Toensing and diGenova probably have their jobs for the same reason -- both are conservative activists who regularly use Fox appearances to offer a staunch defense of the president and lash out at the president’s investigators in ways that mirror Trump’s own attacks on the FBI and special counsel. (Toensing has made at least 21 appearances on the network since mid-October, while diGenova has appeared at least 12 times over the same period, according to Media Matters data.) DiGenova has argued that Trump was framed by FBI officials and the Justice Department while Toensing has called for the appointment of a second special counsel to investigate Mueller himself.

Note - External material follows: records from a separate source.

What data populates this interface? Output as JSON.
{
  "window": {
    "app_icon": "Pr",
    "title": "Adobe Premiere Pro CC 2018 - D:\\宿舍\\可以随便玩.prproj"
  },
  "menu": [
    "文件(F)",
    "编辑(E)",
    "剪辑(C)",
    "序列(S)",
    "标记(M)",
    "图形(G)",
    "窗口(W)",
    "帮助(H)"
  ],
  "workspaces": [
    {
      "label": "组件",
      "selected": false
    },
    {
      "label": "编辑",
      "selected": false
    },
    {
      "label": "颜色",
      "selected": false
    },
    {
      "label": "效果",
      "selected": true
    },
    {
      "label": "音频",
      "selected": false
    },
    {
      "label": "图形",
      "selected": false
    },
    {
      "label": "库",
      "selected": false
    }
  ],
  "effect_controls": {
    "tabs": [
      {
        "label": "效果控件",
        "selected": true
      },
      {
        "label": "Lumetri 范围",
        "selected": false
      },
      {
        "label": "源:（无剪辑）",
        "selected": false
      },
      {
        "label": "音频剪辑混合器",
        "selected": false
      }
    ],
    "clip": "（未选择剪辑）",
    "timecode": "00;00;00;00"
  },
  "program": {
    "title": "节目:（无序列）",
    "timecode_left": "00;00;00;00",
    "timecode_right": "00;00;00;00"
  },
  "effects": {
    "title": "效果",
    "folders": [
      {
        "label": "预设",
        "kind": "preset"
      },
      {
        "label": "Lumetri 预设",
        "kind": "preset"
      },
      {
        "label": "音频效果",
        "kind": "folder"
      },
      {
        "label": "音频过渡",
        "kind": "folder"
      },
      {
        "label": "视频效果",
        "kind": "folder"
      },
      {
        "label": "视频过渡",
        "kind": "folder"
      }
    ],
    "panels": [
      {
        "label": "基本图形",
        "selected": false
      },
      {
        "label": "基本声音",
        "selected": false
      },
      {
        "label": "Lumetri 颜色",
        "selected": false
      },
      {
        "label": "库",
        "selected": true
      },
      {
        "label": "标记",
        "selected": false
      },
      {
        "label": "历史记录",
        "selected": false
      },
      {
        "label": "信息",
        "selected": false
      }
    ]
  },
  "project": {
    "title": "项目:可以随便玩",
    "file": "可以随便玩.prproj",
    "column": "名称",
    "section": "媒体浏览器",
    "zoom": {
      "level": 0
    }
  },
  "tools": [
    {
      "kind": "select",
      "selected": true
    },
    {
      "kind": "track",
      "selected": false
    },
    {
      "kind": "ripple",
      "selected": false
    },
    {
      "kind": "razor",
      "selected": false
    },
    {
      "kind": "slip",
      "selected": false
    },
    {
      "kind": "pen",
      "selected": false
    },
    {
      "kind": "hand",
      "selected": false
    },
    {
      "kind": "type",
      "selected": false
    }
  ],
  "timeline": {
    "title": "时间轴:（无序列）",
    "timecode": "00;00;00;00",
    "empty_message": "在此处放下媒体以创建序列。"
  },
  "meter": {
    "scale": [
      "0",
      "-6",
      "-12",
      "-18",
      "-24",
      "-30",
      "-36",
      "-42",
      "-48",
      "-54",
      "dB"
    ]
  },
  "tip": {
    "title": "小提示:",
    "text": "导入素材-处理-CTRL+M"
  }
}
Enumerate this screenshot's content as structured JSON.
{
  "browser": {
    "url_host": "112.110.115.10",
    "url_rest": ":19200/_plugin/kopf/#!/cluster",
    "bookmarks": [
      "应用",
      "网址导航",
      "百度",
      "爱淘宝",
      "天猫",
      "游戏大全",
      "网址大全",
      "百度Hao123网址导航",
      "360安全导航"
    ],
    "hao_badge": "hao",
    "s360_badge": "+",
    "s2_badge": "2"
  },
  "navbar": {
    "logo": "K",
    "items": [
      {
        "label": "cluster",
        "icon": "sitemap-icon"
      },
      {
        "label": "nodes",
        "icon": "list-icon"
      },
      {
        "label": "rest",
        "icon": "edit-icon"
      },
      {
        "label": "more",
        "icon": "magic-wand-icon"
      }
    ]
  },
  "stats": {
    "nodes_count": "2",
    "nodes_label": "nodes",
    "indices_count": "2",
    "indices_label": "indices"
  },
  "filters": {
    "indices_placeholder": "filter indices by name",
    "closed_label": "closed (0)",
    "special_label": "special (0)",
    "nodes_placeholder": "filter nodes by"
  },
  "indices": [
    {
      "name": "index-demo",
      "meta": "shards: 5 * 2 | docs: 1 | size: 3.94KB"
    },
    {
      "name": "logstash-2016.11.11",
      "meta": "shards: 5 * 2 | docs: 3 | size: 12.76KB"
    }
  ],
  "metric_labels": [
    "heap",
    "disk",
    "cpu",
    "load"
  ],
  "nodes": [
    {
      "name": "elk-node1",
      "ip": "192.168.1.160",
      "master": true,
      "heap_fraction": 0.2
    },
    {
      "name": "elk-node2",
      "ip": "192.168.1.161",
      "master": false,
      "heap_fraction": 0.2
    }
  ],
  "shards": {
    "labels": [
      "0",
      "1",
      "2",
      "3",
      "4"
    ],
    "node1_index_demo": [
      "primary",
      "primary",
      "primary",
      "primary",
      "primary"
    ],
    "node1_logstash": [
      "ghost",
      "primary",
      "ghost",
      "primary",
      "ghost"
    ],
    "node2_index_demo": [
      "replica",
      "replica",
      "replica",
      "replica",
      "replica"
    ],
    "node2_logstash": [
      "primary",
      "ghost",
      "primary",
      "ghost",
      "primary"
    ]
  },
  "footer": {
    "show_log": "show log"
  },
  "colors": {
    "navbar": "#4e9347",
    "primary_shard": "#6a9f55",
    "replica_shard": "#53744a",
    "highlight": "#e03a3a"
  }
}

Adding them to the team may signal that the president wants his lawyers to engage in a scorched-earth offensive.
Trump, who watches hours of cable news each day, has long had an affinity for television personalities, with several playing key roles as campaign advisers or joining the administration after his inauguration.
Trump’s legal team shakeup is part of a broader pattern, in which Trump is becoming increasingly confident in his role, removing senior staff he believes were thrust upon him, and bringing in more cable news personalities. National Economic Council Director Gary Cohn and national security adviser H.R. McMaster have been replaced by CNBC contributor Larry Kudlow and Fox News contributor John Bolton, whose TV hits the president reportedly enjoys, with Fox host Pete Hegseth reportedly a leading contender to replace Veterans Affairs Secretary David Shulkin.
Some of the president’s key outside advisers are also cable news propagandists whose programs Trump regularly watches. These include Fox’s Jeanine Pirro, who was reportedly interviewed for deputy attorney general during the transition and blasted Attorney General Jeff Sessions during an Oval Office meeting with Trump and top White House staff last year; Fox contributor Newt Gingrich, who was reportedly a finalist to be Trump’s running mate; and Hannity, with whom the president regularly consults. Notably, Hannity has previously retained both Sekulow and diGenova as his personal lawyers.
But while the president has frequently hired cable news personalities, they have not found great success -- former Fox News contributors K.T. McFarland and Monica Crowley both bowed out from high-profile Trump administration roles due to scandal, while cable news fixture Sebastian Gorka was forced out of the White House in part due to a concern that he had “no clear duties.”
Trump may think that filling his legal team with cable news personalities is a great idea, but it has one clear downside. Sekulow has “virtually no experience in law enforcement investigations or white-collar matters,” diGenova “is not expected to take a lead role” but instead to “serve as an outspoken player for the president,” and Toensing’s addition is seen as “a sign that Trump wants to flip the script and investigate his investigators.” Who is going to do the actual work of defending the president as the Mueller investigation takes the debate from the greenroom to the courtroom?